Well, you're also calling for some serious brake fade, especially if the car's moving.

I recall my drivers' ed class instructing us to try and get your foot under the accelerator to pull it back up if it is safe to do so. I'm guessing a floor mat pressing the throttle down would be easily countered by doing this.

Which also makes me wonder: how light is the throttle in a Toyota? In the GTI, a floor mat out of position would have no chance of pressing the throttle down. At least not enough to cause the vehicle to go accelerating out of control. Even the all weather floor mats, I'm sure. Or maybe if the gas pedal is some sort of first-class lever that could possibly keep the throttly open if something gets jammed under the front part of it or something.

If that's the case, then there is a major flaw in Toyota's throttle design.

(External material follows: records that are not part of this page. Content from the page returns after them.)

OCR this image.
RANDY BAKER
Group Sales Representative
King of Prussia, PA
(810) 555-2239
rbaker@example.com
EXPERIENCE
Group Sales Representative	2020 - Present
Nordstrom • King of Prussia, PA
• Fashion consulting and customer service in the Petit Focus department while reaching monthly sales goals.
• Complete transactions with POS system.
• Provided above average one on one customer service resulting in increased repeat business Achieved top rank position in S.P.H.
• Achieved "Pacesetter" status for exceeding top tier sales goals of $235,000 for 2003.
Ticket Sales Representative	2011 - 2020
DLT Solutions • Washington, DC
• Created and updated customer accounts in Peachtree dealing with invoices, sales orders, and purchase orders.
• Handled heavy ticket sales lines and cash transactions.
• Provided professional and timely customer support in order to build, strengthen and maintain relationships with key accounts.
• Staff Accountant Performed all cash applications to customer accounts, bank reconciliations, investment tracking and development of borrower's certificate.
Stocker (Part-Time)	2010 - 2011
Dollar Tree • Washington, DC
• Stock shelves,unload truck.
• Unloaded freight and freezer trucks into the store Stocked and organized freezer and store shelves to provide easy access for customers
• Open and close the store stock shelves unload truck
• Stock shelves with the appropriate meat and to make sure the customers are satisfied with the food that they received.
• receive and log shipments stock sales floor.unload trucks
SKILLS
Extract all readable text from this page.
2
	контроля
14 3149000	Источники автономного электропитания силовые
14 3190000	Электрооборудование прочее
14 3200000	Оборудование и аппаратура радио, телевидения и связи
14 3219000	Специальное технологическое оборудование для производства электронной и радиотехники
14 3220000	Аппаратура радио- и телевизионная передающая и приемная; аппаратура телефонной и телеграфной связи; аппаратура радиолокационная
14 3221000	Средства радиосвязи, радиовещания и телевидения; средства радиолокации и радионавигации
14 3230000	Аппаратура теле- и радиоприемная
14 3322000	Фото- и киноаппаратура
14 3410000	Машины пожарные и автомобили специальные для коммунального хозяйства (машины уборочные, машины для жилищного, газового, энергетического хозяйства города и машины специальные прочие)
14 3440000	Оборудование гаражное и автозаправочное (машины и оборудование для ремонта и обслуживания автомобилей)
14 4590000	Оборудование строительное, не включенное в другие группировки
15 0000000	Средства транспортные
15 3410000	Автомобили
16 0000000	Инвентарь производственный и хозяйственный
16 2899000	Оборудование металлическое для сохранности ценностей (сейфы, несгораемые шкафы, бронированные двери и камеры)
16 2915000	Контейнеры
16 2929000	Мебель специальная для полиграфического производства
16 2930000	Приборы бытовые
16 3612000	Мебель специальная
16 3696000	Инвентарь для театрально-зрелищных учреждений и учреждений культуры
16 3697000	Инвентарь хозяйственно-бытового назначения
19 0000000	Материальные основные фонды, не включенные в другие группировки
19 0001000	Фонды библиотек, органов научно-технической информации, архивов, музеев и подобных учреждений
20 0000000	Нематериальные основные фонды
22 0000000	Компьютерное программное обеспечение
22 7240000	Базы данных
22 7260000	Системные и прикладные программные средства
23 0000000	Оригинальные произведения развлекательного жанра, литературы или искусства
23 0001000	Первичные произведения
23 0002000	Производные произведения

That's recall worthy. But I can't imagine any other way that anybody that isn't a complete idiot could possibly get into a bad accident because of the floor mats.

And to force Toyota to recall millions of cars because one guy was stupid is even stupider.

But that's America! Instead of teaching people how to use heavy equipment properly, we blame the heavy equipment for failures in operator judgment.

The intelligence of my fellow countrymen never ceases to amaze me. I say the courts should have an option to take people's licenses away if their suing over something that boils down to the improper operation of the vehicle.

Granted, it is kinda hard to speak for some of the Toyota drivers. People who buy Camrys and the like seem to be the people who have zero desirability to ever be driving. And if you don't want to be driving in the first place, I'm guessing that it becomes much more difficult to react properly to a situation like this.